Inhaltlich handelt es von den Gefühlen und Gedanken einer Person, vermutlich einer Frau (ausgehend von der Autorin), die Zuneigung und Liebe zu einer anderen Person empfindet. Diese Gefühle scheinen jedoch nicht erwidert zu werden. Die wiederholte Phrase „Hätt’ er’s gewußt“ suggeriert, dass der Geliebte Unwissenheit über die tiefen Gefühle des lyrischen Ichs zeigt. Das lyrische Ich drückt Reue und Bedauern aus, dass sie ihre Gefühle nicht offen ausgedrückt hat - sie glaubt, dass ihr Geliebter anders gehandelt hätte, hätte er von ihren Gefühlen gewusst.

Die Form des Gedichts ist in drei Strophen mit jeweils acht Versen unterteilt. Jede Strophe endet mit der wiederholten Phrase „Hätt’ er’s gewußt.“ - ein wirksames Stilmittel, um die zentrale Botschaft des Gedichts zu betonen und zu unterstreichen.

Die Sprache des Gedichts ist gefühlsbetont und bildlich. Die intensive und leidenschaftliche Emotion wird durch eine Sprache der Sinne verdeutlicht, insbesondere durch Blicke und Tränen, die als Metaphern für Liebe und Schmerz genutzt werden. Durch die Wiederholung der Konjunktionen „hätte“ und „würde“ wird eine Stimmung der Reue und des Bedauerns erzeugt.

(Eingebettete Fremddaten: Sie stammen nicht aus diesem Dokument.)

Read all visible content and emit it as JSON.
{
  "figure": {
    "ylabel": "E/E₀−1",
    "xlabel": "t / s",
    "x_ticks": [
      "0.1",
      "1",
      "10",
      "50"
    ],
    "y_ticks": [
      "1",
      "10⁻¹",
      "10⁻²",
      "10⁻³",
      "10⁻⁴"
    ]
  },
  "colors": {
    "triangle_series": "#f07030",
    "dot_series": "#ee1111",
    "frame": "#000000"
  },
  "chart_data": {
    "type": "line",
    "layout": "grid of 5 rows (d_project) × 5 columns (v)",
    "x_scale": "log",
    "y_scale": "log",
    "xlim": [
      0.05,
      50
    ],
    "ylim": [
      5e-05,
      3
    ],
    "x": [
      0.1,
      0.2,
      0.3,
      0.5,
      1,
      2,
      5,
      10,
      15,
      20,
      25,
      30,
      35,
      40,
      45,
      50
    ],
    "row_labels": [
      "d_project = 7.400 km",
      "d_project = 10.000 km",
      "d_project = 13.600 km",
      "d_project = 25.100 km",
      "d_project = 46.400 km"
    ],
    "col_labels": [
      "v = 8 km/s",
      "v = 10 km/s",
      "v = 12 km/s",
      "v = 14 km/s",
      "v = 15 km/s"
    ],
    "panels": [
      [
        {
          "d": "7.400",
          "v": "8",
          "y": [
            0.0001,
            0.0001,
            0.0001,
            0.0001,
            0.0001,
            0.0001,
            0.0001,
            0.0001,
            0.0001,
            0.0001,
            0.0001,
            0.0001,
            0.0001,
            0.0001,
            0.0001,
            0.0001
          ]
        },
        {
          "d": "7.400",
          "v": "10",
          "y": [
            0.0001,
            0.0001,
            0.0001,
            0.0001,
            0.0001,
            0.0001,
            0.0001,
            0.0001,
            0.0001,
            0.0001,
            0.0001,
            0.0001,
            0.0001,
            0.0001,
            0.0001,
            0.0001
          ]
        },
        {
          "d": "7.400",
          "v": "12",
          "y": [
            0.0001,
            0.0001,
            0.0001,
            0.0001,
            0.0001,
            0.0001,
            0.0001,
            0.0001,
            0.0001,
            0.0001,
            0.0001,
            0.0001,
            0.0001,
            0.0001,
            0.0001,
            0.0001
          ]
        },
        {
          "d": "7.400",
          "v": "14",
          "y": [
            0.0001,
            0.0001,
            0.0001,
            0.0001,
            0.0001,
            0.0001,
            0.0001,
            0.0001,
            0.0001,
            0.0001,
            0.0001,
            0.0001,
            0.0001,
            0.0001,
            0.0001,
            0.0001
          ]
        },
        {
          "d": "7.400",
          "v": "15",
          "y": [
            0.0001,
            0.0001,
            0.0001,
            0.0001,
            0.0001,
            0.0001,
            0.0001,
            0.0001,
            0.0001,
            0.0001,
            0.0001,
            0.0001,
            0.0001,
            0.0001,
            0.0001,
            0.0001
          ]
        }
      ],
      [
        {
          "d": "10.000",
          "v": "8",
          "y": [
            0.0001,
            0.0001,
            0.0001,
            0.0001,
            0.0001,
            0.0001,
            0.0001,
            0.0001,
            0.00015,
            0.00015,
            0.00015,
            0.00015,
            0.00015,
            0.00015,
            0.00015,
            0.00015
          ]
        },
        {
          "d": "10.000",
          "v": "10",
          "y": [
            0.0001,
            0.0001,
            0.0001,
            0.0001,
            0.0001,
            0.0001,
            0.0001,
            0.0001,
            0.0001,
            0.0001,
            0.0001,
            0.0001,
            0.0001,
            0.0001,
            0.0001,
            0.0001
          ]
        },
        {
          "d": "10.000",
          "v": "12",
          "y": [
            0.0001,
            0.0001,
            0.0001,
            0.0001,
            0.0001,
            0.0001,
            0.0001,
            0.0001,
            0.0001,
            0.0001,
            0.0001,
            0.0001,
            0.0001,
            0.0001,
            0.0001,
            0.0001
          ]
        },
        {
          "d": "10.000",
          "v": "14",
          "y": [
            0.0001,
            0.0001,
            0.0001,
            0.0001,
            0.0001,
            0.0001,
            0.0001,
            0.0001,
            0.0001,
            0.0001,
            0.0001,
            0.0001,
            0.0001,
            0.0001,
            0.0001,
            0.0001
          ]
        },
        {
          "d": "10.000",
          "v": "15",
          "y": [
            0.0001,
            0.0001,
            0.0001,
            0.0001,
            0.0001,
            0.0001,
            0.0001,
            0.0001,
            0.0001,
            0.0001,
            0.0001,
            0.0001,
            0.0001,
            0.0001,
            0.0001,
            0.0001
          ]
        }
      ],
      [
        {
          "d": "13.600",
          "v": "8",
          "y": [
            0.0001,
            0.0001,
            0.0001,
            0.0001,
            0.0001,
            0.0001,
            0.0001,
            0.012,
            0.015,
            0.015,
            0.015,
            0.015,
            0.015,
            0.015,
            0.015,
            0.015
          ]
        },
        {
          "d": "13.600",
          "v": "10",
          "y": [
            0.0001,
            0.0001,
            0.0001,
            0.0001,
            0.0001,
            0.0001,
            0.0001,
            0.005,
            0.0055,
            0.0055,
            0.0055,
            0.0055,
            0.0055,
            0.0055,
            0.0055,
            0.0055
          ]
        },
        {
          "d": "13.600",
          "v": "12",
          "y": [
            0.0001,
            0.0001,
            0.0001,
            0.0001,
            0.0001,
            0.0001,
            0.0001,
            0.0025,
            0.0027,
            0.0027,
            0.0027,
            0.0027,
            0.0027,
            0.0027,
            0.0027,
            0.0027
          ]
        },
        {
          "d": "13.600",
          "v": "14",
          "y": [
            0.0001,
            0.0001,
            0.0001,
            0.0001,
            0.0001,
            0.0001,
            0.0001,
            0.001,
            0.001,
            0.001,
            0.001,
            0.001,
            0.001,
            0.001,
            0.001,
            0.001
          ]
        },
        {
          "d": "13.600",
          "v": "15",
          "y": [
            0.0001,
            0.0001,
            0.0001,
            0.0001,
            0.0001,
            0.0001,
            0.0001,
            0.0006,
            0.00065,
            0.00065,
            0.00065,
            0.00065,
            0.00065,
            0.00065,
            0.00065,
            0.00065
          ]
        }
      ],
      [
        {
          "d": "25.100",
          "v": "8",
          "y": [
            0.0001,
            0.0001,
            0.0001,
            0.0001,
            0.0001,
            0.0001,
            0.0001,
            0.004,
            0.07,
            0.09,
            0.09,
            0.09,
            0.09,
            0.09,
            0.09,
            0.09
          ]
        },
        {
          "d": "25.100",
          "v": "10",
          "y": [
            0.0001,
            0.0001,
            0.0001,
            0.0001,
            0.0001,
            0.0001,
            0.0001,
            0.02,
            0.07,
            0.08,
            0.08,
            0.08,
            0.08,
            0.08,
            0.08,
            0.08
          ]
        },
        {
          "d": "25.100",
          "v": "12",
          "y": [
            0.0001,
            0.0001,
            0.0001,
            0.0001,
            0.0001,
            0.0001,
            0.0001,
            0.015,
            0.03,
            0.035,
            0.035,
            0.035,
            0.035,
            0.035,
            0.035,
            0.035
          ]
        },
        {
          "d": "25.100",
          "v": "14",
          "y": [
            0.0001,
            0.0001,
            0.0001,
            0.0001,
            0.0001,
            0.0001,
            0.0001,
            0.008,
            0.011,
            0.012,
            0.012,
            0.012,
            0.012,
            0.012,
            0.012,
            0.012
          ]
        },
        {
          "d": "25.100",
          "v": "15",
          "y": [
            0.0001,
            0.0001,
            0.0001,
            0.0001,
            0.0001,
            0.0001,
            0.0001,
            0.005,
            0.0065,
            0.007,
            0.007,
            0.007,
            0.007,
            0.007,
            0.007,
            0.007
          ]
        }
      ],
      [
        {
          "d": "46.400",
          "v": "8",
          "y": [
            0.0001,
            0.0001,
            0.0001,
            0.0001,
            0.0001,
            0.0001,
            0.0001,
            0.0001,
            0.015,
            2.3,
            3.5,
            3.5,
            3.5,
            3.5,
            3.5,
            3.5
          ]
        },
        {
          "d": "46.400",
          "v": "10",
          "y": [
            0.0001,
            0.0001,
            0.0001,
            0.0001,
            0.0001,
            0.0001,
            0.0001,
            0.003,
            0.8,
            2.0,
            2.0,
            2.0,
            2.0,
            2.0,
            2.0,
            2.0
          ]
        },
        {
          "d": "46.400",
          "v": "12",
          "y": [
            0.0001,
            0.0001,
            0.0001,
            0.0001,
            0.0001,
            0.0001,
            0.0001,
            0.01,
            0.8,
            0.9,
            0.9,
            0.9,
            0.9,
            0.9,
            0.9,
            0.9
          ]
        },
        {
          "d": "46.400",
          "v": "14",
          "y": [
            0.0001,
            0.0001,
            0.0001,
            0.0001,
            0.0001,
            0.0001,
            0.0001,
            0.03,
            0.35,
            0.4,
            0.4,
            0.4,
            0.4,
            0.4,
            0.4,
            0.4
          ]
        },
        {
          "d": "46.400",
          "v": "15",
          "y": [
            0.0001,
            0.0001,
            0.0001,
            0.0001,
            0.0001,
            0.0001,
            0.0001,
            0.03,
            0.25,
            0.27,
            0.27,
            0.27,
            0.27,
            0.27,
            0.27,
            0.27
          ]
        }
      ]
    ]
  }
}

Zusammenfassend handelt es sich bei diesem Gedicht um eine ausdrucksstarke lyrische Besinnung auf verpasste Chancen und unausgesprochene Gefühle. Die Emotionen von Reue, Bedauern und unerwiderter Liebe werden durch starke Bildsprache und Wiederholungen effektiv vermittelt.

Weitere Informationen

Marceline Desbordes-Valmore ist die Autorin des Gedichtes „Hätt’ er’s gewußt“. Geboren wurde Desbordes-Valmore im Jahr 1786 in Douai. Entstanden ist das Gedicht im Jahr 1848. In Leipzig ist der Text erschienen. Anhand der Entstehungszeit des Gedichtes bzw. von den Lebensdaten der Autorin her kann der Text den Epochen Biedermeier, Junges Deutschland & Vormärz oder Realismus zugeordnet werden. Die Zuordnung der Epochen ist ausschließlich auf zeitlicher Basis geschehen. Bitte überprüfe unbedingt die Richtigkeit der Angaben bei Verwendung. Das vorliegende Gedicht umfasst 172 Wörter. Es baut sich aus 3 Strophen auf und besteht aus 24 Versen. Weitere Werke der Dichterin Marceline Desbordes-Valmore sind „Erinnerung“ und „Ich weiß nicht mehr“. Zur Autorin des Gedichtes „Hätt’ er’s gewußt“ liegen auf unserem Portal abi-pur.de keine weiteren Gedichte vor.